It was none of these.
I stared at that last line for a long time.
23
On board flight 865 to Cabo San Lucas, I closed my eyes. I had worked straight through Christmas, marking the season with a roast-beef sandwich—homemade, no less—and a call to my niece, Susanna, during which she thanked me for the Chronicles of Narnia set that I had ordered and sent straight from Amazon. Afterward, I talked to my sister for a few rare minutes.

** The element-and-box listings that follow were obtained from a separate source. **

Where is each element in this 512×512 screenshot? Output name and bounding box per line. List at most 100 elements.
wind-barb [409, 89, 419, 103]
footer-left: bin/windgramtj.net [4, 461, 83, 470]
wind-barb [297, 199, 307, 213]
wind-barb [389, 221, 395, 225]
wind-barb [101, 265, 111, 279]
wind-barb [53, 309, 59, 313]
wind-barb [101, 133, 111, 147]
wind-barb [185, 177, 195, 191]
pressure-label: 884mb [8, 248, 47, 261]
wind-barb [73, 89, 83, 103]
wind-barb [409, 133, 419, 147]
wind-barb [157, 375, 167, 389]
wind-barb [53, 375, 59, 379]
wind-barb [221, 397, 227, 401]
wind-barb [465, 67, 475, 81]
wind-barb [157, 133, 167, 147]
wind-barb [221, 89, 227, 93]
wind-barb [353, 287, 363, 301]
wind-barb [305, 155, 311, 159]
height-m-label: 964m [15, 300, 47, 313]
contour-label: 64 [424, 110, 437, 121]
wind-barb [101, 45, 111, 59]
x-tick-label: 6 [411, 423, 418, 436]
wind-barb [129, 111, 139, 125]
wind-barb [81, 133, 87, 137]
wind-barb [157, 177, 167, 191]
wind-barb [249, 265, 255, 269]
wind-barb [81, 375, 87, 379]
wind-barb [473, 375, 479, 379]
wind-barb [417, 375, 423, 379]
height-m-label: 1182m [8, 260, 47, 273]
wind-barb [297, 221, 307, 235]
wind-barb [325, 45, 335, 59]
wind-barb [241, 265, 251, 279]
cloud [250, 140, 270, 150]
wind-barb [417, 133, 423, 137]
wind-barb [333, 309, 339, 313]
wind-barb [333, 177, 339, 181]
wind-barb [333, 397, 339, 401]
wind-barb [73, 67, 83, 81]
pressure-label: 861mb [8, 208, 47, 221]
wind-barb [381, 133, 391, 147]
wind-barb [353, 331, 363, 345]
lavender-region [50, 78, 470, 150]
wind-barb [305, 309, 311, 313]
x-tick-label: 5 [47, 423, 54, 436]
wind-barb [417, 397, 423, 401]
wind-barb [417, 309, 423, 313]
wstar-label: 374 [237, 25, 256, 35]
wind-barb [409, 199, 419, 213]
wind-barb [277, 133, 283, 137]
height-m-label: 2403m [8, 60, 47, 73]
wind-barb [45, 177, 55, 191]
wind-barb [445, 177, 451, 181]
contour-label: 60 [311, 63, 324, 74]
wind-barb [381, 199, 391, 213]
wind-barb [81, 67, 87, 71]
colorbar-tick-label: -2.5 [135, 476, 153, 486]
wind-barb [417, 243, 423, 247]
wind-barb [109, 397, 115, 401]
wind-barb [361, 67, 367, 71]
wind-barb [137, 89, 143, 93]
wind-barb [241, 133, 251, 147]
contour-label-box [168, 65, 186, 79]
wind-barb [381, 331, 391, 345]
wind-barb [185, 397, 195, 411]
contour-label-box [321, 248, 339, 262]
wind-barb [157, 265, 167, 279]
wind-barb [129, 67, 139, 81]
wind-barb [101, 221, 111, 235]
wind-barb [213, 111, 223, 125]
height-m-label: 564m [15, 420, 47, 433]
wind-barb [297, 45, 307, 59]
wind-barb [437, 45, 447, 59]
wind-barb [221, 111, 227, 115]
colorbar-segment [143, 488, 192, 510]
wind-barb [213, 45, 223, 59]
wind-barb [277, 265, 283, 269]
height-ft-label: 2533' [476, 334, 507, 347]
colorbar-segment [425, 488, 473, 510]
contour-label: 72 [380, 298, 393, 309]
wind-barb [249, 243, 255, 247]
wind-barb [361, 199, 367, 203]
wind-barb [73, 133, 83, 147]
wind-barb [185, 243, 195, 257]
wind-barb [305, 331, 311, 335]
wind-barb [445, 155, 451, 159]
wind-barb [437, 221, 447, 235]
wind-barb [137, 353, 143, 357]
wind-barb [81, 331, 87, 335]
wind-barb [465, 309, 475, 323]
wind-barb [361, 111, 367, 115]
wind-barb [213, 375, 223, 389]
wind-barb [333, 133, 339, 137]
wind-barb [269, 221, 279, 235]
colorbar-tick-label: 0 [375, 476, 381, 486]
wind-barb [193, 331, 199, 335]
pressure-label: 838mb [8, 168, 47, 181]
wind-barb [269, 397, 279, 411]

Despite my productivity in those quiet days alone on the second floor of my building—Mrs. Russo had gone to her daughter’s house in Haverhill—I wasn’t going on this so-called vacation without my laptop and the handwritten transcriptions of every meeting since that first night. I would have felt less compelled to carry so much with me—I brought along two manuscripts as well—had the majority of my work over the holiday been for my actual job. But I had been preoccupied with the memoir on my laptop hard drive, currently seventy-eight thousand words and growing.
I looked out the window from seat 21A onto a heavenly floor of clouds worthy of a fabric softener commercial, disappointed that I could not see the earth. On my trip to China in college, I had lifted my window shade midflight. And there, as the rest of the dimly lit plane slept, watched a movie, or worked by seat lights, I gazed down onto what I calculated to be Siberia. Chalky rivers snaked through stunted mountains like veins in marble, pasty snow- spackled crevices in the landscape like filling in the pores of travertine. I must have stared for half an hour at that fawn gray and virgin desolation, my breath fogging the glass as I wondered if, like Isak Dinesen, I was seeing “a glimpse of the world through God’s eye.” Did I look down on any spot of land previously untouched by any eye but God’s?
It was the closest I had ever come to a religious experience, and though I had requested window seats and looked down on the earth from cruising altitude on nearly every flight since, I never saw anything like it again.
The man next to me—a short Asian with black, feathery brows and a hairline that had receded to the crown— leaned across the armrest between us to peer out as well.
“‘And I thought, yes, I see, this is the way it was intended,’” he said, quoting Dinesen.
We were bound by the story, needing one another in our own ways, but in that moment I realized I hated him, too. Again I wondered what would happen when we both got what we wanted from this arrangement and what would become of us, of this contemptuous codependency.
The demon removed his shoes and tucked them beneath the seat in front of him. He was wearing GoldToe socks.
“What made you leave the co-op? What’s been distracting you?” I asked without preamble.
He tilted his seat back and stretched his short legs. “I told you there were those who would not look well upon our time together.”
I remembered. I also recalled that he had sidestepped the question, saying it did not serve his purpose.
“Who? The Host?”
He sucked at his teeth. His smooth skin belied his age, the few age spots on his face the only clue that he was, I guessed, close to sixty years old. “Yes,” he said finally.
“Did you see them?”
“Let it be, Clay. You don’t know what you’re delving into.”
“What does this have to do with Mrs. Russo?”
His expression sharpened into a glower. “Stay away from her.”
“Why?”
“If you don’t want to jeopardize the time we have left, do as I say.”
I thought of the two men in the mall, the ladies at the bar in the Bristol Lounge. “What was it at Vittorio’s?” I said. “I didn’t see anyone.”
“You wouldn’t have.”
“But—”
“We don’t have time for me to explain this to you. I’ve answered your questions. With the committee meeting in your absence, I would think you’d be more focused on getting to the end of your book.”